Les chiffres dévoilés récemment par l’équipe de Lahlimi à l’occasion de la présentation du Budget exploratoire 2020 interpellent à plusieurs titres. Ce budget est de nature à permettre aux pouvoirs publics et aux opérateurs économiques de tâter le pouls de l’évolution économique prévisible en 2020. Toutefois avant de se pencher sur le prochain exercice, il est important de décrypter les principaux indicateurs de 2019 qui nous laissent perplexes face à leur rigidité pour ne citer que le déficit de la balance commerciale, le taux d’endettement, le besoin de financement.
Ce dernier indicateur synonyme du gap entre l’investissement et l’épargne nationale met en exergue l’effritement de l’épargne face à des besoins de plus en plus croissants de la population. Du coup, partager le même gâteau (l’épargne) entre une population en forte augmentation conduit à donner des petites parts à tout un chacun. C’est l’origine même de la non -inclusion sociale sur laquelle le Souverain attire l’attention à l’occasion de chaque discours. Il est l’origine même de la refonte du modèle économique qui occupe aujourd’hui le devant de la scène.
Faiblesse du pouvoir d’achat, manque d’incitations fiscales, offre inadaptée et insuffisante… autant d’écueils qui entravent la mobilisation de l’épargne. On ne cessera jamais de le dire, au Maroc l’épargne est souvent liquide et majoritairement à court terme.
Si auparavant, l’épargne dépassait l’investissement, la tendance s’inverse aujourd’hui au grand dam de la population notamment la plus vulnérable. Depuis pratiquement 2008, le taux d’épargne a commencé à baisser par rapport à l’investissement à telle enseigne que certains économistes dans leurs analyses pointent du doigt la surchauffe de l’investissement (infrastructures, ports…) qu’ils qualifient de peu créateur de richesses à court et moyen terme. D’aucuns considèrent que le Maroc est dans une phase d’équipement et de modernisation et ne peut donc réduire le rythme de son investissement. Face aux paradoxes et aux incohérences de la réalité économique, le clivage persiste.
Quid de l’année 2019 ?
Il ressort des derniers chiffres publiés par le Haut Commissariat au Plan que l’année 2019 connaitrait un accroissement du produit intérieur brut aux prix courants de 3,5% au lieu de 4,1% en 2018 et par une hausse de la consommation finale nationale de 4%. De ce fait, le taux d’épargne intérieure serait en baisse, en passant de 23% en 2018 à 22,6% du PIB. Compte tenu du niveau des revenus nets en provenance du reste du monde, qui devraient représenter 4,7% du PIB, l’épargne nationale connaitrait, ainsi une baisse, passant de 27,6% du PIB en 2018 à près de 27,3% en 2019. Cependant, cette épargne resterait inférieure à l’investissement brut qui serait en recul, passant de 33,5% du PIB en 2018 à 32,6% en 2019. Ainsi, le gap de financement entre l’investissement et l’épargne nationale serait de 5,3% en 2019 (vs 5,9% en 2018), soit une légère amélioration. En 2020, il est prévu un besoin de financement de 4,9%.
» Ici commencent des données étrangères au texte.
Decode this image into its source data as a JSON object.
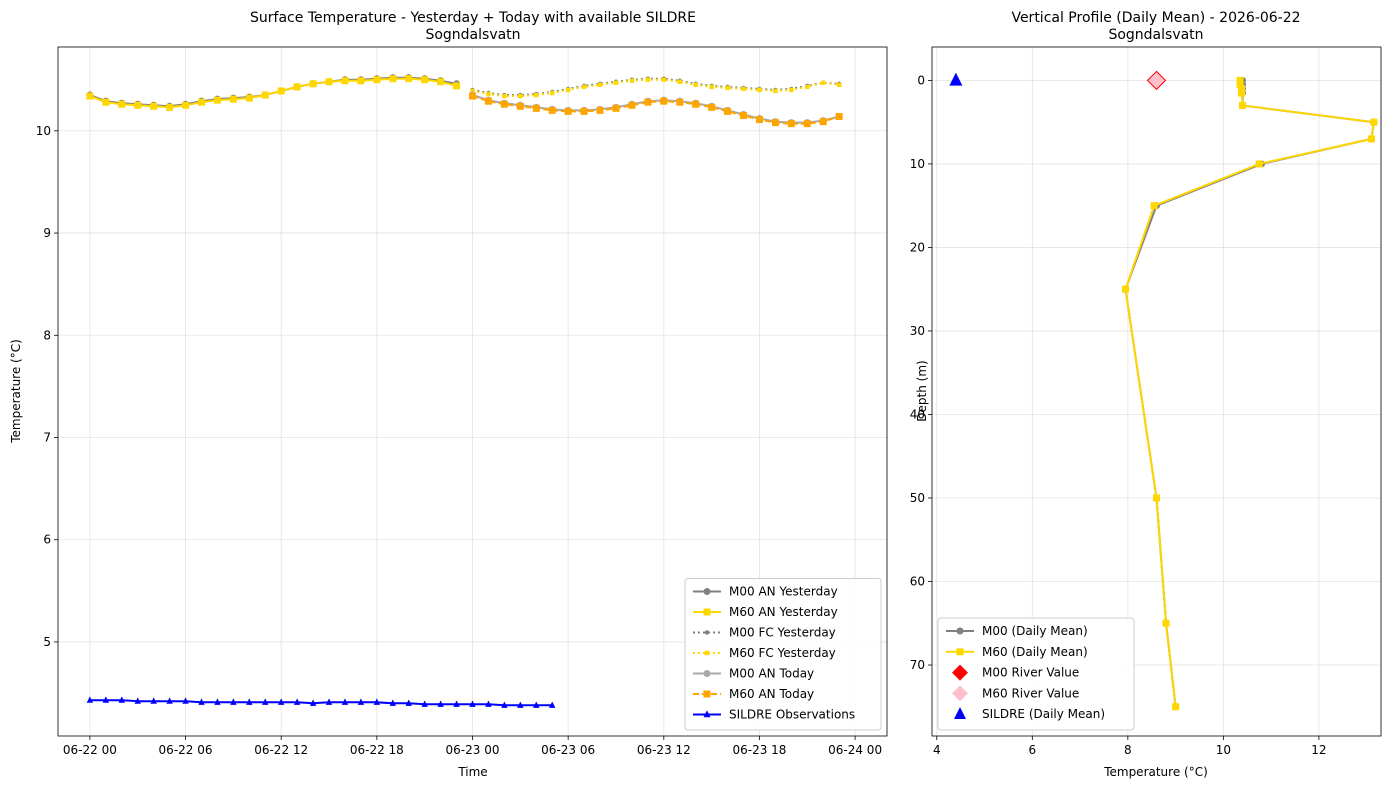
{
  "chart_data": [
    {
      "type": "line",
      "title": "Surface Temperature - Yesterday + Today with available SILDRE",
      "subtitle": "Sogndalsvatn",
      "xlabel": "Time",
      "ylabel": "Temperature (°C)",
      "xlim": [
        -2,
        50
      ],
      "ylim": [
        4.08,
        10.82
      ],
      "grid": true,
      "legend_position": "lower-right",
      "x_ticks": [
        {
          "value": 0,
          "label": "06-22 00"
        },
        {
          "value": 6,
          "label": "06-22 06"
        },
        {
          "value": 12,
          "label": "06-22 12"
        },
        {
          "value": 18,
          "label": "06-22 18"
        },
        {
          "value": 24,
          "label": "06-23 00"
        },
        {
          "value": 30,
          "label": "06-23 06"
        },
        {
          "value": 36,
          "label": "06-23 12"
        },
        {
          "value": 42,
          "label": "06-23 18"
        },
        {
          "value": 48,
          "label": "06-24 00"
        }
      ],
      "y_ticks": [
        5,
        6,
        7,
        8,
        9,
        10
      ],
      "series": [
        {
          "name": "M00 AN Yesterday",
          "color": "#808080",
          "style": "solid",
          "marker": "circle",
          "x": [
            0,
            1,
            2,
            3,
            4,
            5,
            6,
            7,
            8,
            9,
            10,
            11,
            12,
            13,
            14,
            15,
            16,
            17,
            18,
            19,
            20,
            21,
            22,
            23
          ],
          "y": [
            10.35,
            10.29,
            10.27,
            10.26,
            10.25,
            10.24,
            10.26,
            10.29,
            10.31,
            10.32,
            10.33,
            10.35,
            10.39,
            10.43,
            10.46,
            10.48,
            10.5,
            10.5,
            10.51,
            10.52,
            10.52,
            10.51,
            10.49,
            10.46
          ]
        },
        {
          "name": "M60 AN Yesterday",
          "color": "#ffd700",
          "style": "solid",
          "marker": "square",
          "x": [
            0,
            1,
            2,
            3,
            4,
            5,
            6,
            7,
            8,
            9,
            10,
            11,
            12,
            13,
            14,
            15,
            16,
            17,
            18,
            19,
            20,
            21,
            22,
            23
          ],
          "y": [
            10.34,
            10.28,
            10.26,
            10.25,
            10.24,
            10.23,
            10.25,
            10.28,
            10.3,
            10.31,
            10.32,
            10.35,
            10.39,
            10.43,
            10.46,
            10.48,
            10.49,
            10.49,
            10.5,
            10.51,
            10.51,
            10.5,
            10.48,
            10.44
          ]
        },
        {
          "name": "M00 FC Yesterday",
          "color": "#808080",
          "style": "dotted",
          "marker": "circle",
          "x": [
            24,
            25,
            26,
            27,
            28,
            29,
            30,
            31,
            32,
            33,
            34,
            35,
            36,
            37,
            38,
            39,
            40,
            41,
            42,
            43,
            44,
            45,
            46,
            47
          ],
          "y": [
            10.4,
            10.37,
            10.35,
            10.35,
            10.36,
            10.38,
            10.41,
            10.44,
            10.46,
            10.48,
            10.5,
            10.51,
            10.51,
            10.49,
            10.46,
            10.44,
            10.43,
            10.42,
            10.41,
            10.4,
            10.41,
            10.44,
            10.47,
            10.46
          ]
        },
        {
          "name": "M60 FC Yesterday",
          "color": "#ffd700",
          "style": "dotted",
          "marker": "square",
          "x": [
            24,
            25,
            26,
            27,
            28,
            29,
            30,
            31,
            32,
            33,
            34,
            35,
            36,
            37,
            38,
            39,
            40,
            41,
            42,
            43,
            44,
            45,
            46,
            47
          ],
          "y": [
            10.39,
            10.36,
            10.34,
            10.34,
            10.35,
            10.37,
            10.4,
            10.43,
            10.45,
            10.47,
            10.49,
            10.5,
            10.5,
            10.48,
            10.45,
            10.43,
            10.42,
            10.41,
            10.4,
            10.39,
            10.4,
            10.43,
            10.47,
            10.45
          ]
        },
        {
          "name": "M00 AN Today",
          "color": "#a9a9a9",
          "style": "solid",
          "marker": "circle",
          "x": [
            24,
            25,
            26,
            27,
            28,
            29,
            30,
            31,
            32,
            33,
            34,
            35,
            36,
            37,
            38,
            39,
            40,
            41,
            42,
            43,
            44,
            45,
            46,
            47
          ],
          "y": [
            10.35,
            10.3,
            10.27,
            10.25,
            10.23,
            10.21,
            10.2,
            10.2,
            10.21,
            10.23,
            10.26,
            10.29,
            10.3,
            10.29,
            10.27,
            10.24,
            10.2,
            10.16,
            10.12,
            10.09,
            10.08,
            10.08,
            10.1,
            10.14
          ]
        },
        {
          "name": "M60 AN Today",
          "color": "#ffa500",
          "style": "dashed",
          "marker": "square",
          "x": [
            24,
            25,
            26,
            27,
            28,
            29,
            30,
            31,
            32,
            33,
            34,
            35,
            36,
            37,
            38,
            39,
            40,
            41,
            42,
            43,
            44,
            45,
            46,
            47
          ],
          "y": [
            10.34,
            10.29,
            10.26,
            10.24,
            10.22,
            10.2,
            10.19,
            10.19,
            10.2,
            10.22,
            10.25,
            10.28,
            10.29,
            10.28,
            10.26,
            10.23,
            10.19,
            10.15,
            10.11,
            10.08,
            10.07,
            10.07,
            10.09,
            10.14
          ]
        },
        {
          "name": "SILDRE Observations",
          "color": "#0000ff",
          "style": "solid",
          "marker": "triangle",
          "x": [
            0,
            1,
            2,
            3,
            4,
            5,
            6,
            7,
            8,
            9,
            10,
            11,
            12,
            13,
            14,
            15,
            16,
            17,
            18,
            19,
            20,
            21,
            22,
            23,
            24,
            25,
            26,
            27,
            28,
            29
          ],
          "y": [
            4.43,
            4.43,
            4.43,
            4.42,
            4.42,
            4.42,
            4.42,
            4.41,
            4.41,
            4.41,
            4.41,
            4.41,
            4.41,
            4.41,
            4.4,
            4.41,
            4.41,
            4.41,
            4.41,
            4.4,
            4.4,
            4.39,
            4.39,
            4.39,
            4.39,
            4.39,
            4.38,
            4.38,
            4.38,
            4.38
          ]
        }
      ]
    },
    {
      "type": "line",
      "title": "Vertical Profile (Daily Mean) - 2026-06-22",
      "subtitle": "Sogndalsvatn",
      "xlabel": "Temperature (°C)",
      "ylabel": "Depth (m)",
      "xlim": [
        3.9,
        13.3
      ],
      "ylim": [
        78.5,
        -4
      ],
      "y_inverted": true,
      "grid": true,
      "legend_position": "lower-left",
      "x_ticks": [
        4,
        6,
        8,
        10,
        12
      ],
      "y_ticks": [
        0,
        10,
        20,
        30,
        40,
        50,
        60,
        70
      ],
      "series": [
        {
          "name": "M00 (Daily Mean)",
          "color": "#808080",
          "style": "solid",
          "marker": "circle",
          "temperature": [
            10.4,
            10.4,
            10.4,
            10.4,
            10.4,
            13.15,
            13.1,
            10.8,
            8.6,
            7.95,
            8.6,
            8.8,
            9.0
          ],
          "depth": [
            0,
            0.5,
            1,
            1.5,
            3,
            5,
            7,
            10,
            15,
            25,
            50,
            65,
            75
          ]
        },
        {
          "name": "M60 (Daily Mean)",
          "color": "#ffd700",
          "style": "solid",
          "marker": "square",
          "temperature": [
            10.35,
            10.35,
            10.38,
            10.38,
            10.4,
            13.15,
            13.1,
            10.75,
            8.55,
            7.95,
            8.6,
            8.8,
            9.0
          ],
          "depth": [
            0,
            0.5,
            1,
            1.5,
            3,
            5,
            7,
            10,
            15,
            25,
            50,
            65,
            75
          ]
        },
        {
          "name": "M00 River Value",
          "color": "#ff0000",
          "marker": "diamond",
          "temperature": [
            8.6
          ],
          "depth": [
            0
          ]
        },
        {
          "name": "M60 River Value",
          "color": "#ffc0cb",
          "marker": "diamond",
          "temperature": [
            8.6
          ],
          "depth": [
            0
          ]
        },
        {
          "name": "SILDRE (Daily Mean)",
          "color": "#0000ff",
          "marker": "triangle",
          "temperature": [
            4.4
          ],
          "depth": [
            0
          ]
        }
      ]
    }
  ]
}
Les derniers chiffres publiés par le HCP suite à la dernière enquête sur l’Indice de confiance des ménages n’augurent rien de bon. Ils révèlent par ailleurs qu’au deuxième trimestre de 2019, 16,7% contre 83,3% des ménages s’attendent à épargner au cours des 12 prochains mois. « Le solde d’opinion relatif à cet indicateur est resté négatif, à moins 66,6 points, en dégradation aussi bien par rapport au trimestre précédant que par rapport à une année auparavant où il était à moins 63 points et à moins 57,9 points respectivement », fait savoir la même enquête.
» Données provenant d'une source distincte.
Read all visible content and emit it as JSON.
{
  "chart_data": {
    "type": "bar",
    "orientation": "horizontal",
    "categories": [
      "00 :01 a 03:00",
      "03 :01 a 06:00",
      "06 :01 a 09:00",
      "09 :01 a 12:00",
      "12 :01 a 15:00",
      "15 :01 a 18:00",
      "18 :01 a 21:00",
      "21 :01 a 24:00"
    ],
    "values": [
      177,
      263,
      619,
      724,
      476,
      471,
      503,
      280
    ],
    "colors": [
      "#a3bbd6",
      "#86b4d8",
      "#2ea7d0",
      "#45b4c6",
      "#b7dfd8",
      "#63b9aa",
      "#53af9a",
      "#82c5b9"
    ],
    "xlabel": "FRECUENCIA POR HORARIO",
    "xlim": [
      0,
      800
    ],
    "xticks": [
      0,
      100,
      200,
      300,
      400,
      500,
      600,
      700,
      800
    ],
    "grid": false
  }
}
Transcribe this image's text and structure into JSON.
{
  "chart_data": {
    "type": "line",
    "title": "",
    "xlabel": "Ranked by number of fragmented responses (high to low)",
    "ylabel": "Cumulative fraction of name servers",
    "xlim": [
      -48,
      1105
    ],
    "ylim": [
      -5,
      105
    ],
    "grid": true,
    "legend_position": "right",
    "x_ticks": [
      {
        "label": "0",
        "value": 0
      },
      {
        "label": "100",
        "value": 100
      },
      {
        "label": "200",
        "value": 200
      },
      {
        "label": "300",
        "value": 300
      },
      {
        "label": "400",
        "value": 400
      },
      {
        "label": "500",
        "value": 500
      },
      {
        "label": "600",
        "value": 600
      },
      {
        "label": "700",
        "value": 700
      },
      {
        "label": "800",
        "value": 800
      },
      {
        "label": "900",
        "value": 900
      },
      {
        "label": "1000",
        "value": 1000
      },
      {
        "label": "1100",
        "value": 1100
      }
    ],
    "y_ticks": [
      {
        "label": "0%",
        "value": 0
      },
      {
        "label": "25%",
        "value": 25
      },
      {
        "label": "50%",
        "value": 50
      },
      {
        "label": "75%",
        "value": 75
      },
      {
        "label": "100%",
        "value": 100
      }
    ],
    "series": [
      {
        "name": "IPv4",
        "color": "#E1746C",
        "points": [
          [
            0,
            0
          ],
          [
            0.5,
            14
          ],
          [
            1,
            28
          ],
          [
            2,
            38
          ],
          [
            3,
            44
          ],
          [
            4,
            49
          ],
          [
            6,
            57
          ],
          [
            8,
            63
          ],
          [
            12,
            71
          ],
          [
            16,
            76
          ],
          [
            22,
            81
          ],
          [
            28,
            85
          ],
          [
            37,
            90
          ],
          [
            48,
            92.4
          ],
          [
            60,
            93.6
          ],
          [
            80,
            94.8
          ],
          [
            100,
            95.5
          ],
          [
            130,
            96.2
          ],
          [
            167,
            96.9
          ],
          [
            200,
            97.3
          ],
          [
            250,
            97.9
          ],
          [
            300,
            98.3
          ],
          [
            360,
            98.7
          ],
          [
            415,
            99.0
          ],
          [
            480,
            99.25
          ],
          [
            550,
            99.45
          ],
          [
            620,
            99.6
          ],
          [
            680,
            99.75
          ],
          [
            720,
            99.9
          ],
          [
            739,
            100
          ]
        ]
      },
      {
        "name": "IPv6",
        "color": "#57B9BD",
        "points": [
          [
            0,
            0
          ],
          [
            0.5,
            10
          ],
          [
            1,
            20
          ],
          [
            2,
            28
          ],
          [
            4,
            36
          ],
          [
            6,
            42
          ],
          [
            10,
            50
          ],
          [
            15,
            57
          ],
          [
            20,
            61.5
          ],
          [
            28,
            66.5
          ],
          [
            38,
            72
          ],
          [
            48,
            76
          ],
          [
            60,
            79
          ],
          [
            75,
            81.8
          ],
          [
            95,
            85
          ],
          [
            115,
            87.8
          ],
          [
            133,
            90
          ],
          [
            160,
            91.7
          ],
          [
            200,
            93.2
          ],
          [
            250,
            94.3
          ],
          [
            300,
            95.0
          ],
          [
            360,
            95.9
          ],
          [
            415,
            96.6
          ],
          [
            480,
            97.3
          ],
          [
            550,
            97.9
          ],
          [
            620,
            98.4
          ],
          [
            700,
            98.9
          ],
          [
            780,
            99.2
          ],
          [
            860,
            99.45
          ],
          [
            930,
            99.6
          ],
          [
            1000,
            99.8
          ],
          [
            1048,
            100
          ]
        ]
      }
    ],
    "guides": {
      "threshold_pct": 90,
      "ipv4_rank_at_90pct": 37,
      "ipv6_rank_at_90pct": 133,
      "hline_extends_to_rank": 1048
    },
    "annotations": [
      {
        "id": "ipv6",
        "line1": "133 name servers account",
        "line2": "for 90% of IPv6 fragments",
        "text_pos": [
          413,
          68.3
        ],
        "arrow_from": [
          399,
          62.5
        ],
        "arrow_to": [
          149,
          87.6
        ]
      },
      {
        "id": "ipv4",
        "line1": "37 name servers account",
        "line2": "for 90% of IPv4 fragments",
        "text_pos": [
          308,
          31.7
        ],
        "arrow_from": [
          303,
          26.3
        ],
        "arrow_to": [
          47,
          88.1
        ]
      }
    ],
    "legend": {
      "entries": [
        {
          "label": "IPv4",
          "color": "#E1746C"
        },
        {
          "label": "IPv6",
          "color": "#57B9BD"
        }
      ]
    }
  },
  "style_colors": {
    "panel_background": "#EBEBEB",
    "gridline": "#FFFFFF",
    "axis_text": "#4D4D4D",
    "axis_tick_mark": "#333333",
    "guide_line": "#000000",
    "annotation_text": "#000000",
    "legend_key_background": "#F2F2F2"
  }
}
A une décennie de l’échéance 2030, date de réalisation des Objectifs de développement durable, le Maroc ne peut lever le pied sur l’investissement tellement il est attendu sur plusieurs chantiers et réalisations. Nonobstant, il est impératif de veiller à améliorer la qualité de l’investissement public et privé.
Si donc il y a un effort à déployer, c’est justement au niveau de l’épargne nationale qu’il faut placer le curseur.
Le but ultime serait d’encourager les Marocains à utiliser les services financiers et à mettre leur épargne au service de l’économie. Encore faut-il que les opérateurs financiers innovent et conçoivent des produits adaptés aux besoins et aux revenus de la population.